Vorwort................................................................................S.7


Vorwort



Wenn man, den Blick nach Nordosten gerichtet, das Jammertal entlang der nördlichen Haupthandelsstraße durchquert und schließlich am Horizont die Schwefelberge auftauchen, man weiter auf sie zugeht und sich nicht vom Geruch abschrecken lässt, wird man nach einiger Zeit auf ein kleines Dorf am Fuß des Berges Hesiod stoßen. Das Dorf wirkt wie ein kniender Diener vor seinem Herrn. Hinter dem Dorf erstreckt sich ein See, gesäumt von dichten Wäldern, hinter dem See erheben sich Hesiod und seine Nachbarn Asios und Erinna.
(Falls Sie glauben, dass sich hinter diesen Namen die irgendwelcher Dämonen verbergen – Sie irren sich. Alle sieben Schwefelberge sind nach griechischen Dichtern oder Epikern benannt, warum weiß keiner so genau. Wie Sie sehen, ist nicht alles hier unten so böse und gruselig behaftet, wie es bei Ihnen da oben dargestellt wird. Ich hoffe, Sie sind jetzt nicht enttäuscht.
Falls Sie interessiert sind: Die anderen vier Schwefelberge heißen Solon, Moiro, Isyllos, Aratos und Theognis.)
Wer kühn genug ist, dieses Dorf zu betreten und sich in wenig umsieht, wird sich vielleicht in die Mephistophelesgasse (ich muss zugeben, wir stehen schon irgendwie darauf, zumindest unsere Straßen nach den Gestalten zu benennen, die ihr oben mit so viel Eifer fürchtet, und die zum Teil echt nette Nachbarn sind) verirren und dort ein baufälliges Gebäude vorfinden, eingeklemmt zwischen Verwaltungsbürowolkenkratzern, windschief und vom Zahn der Zeit mehr als angenagt und mit dem Schriftzug Pit & Pendulum

über der Eingangspforte versehen. Und das ist mein Arbeitsplatz.
Sie sind bestimmt schon mal in einer Bar gewesen. Vielleicht haben Sie sogar ein Stammlokal. Vielleicht waren Sie auch in vielen verschiedenen Bars und denken, dass Sie schon alles einmal gesehen haben, aber eins können Sie mir glauben: In so einer Bar wie der meinen waren Sie noch nicht.

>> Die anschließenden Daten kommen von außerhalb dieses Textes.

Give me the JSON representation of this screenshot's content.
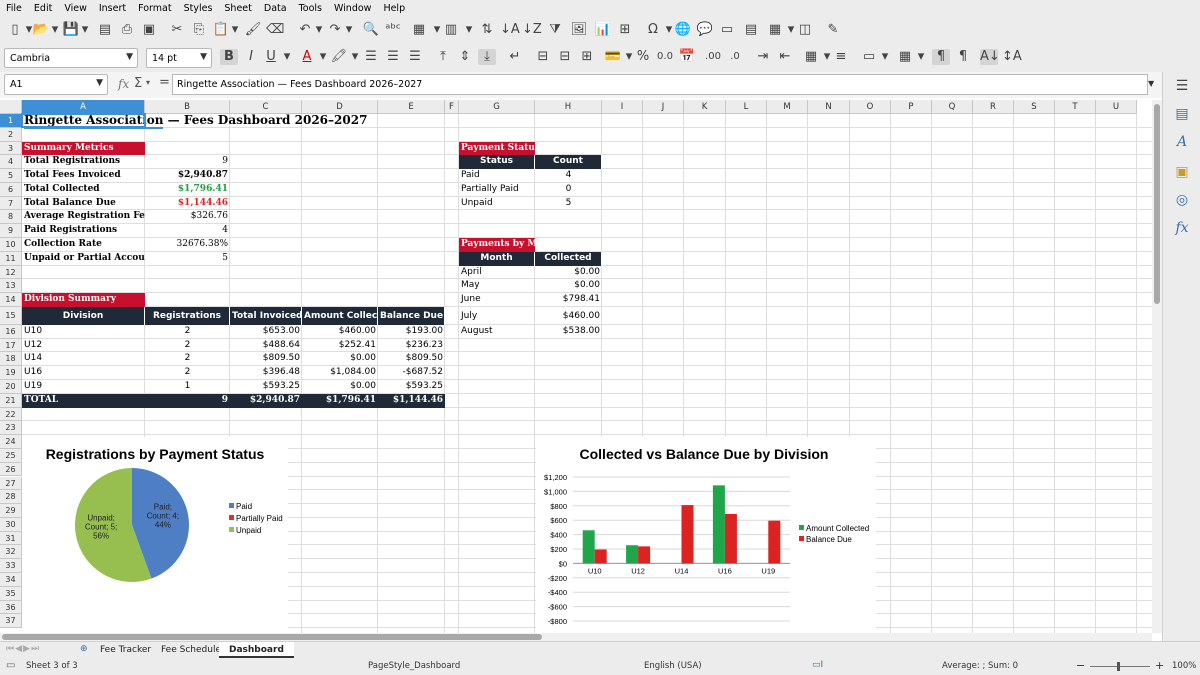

Ich werde Ihnen ein paar grundlegende Dinge vorab erklären. Missachten Sie ruhig erstmal die Tatsache, dass wir uns in der Unterwelt befinden, ein paar Dinge sind hier nämlich genauso wie bei Ihnen. Zu den Unterschieden komme ich später.
Eine Bar ist immer nur so gut wie ihr Barkeeper, das werden Sie bestätigen. Stellt man sich diesen Beruf vor, geht es hauptsächlich um das Befüllen von Gläsern mit verschiedenen Flüssigkeiten und das möglichst schnell und natürlich sollte man das Getränkeabfüllen blind beherrschen, aber ich verrate Ihnen ein Geheimnis. Wer allein in eine Kneipe geht, bestellt zwar in der Regel ein Getränk oder mehrere, aber die eigentliche Intention, überhaupt allein an einen solchen Ort zu gehen, ist eine andere. Man sucht jemanden, der einem zuhört.
Viele Gäste kommen allein und gehen allein und während der wenigen Stunden, die sie in der Bar verbringen, wird der Barkeeper unweigerlich für sie zur Vertrauensperson. Ob man das will oder nicht, es gehört zum Job dazu. Sobald sich jemand an den Tresen setzt und etwas bestellt, muss man damit rechnen, dass dieser Jemand einem seine Lebensgeschichte erzählen wird. Manche fangen von sich aus an zu reden, bei anderen muss man etwas nachhelfen. Wenn die Zeit es zulässt und der Jemand traurig oder bedrückt aussieht, wenn er verschroben grinst oder grundlos loslacht und man wissen will warum, oder wenn jemand einfach nur dasitzt und nichts tut, das reicht auch schon um meine Neugier zu wecken, fragt man, wie es denn gerade läuft und man muss davon ausgehen, dass man eine Antwort bekommt – und diese Antworten sind oft ziemlich lang. Natürlich reden nicht alle, aber denen, die schweigen, ist auch nicht mehr zu helfen.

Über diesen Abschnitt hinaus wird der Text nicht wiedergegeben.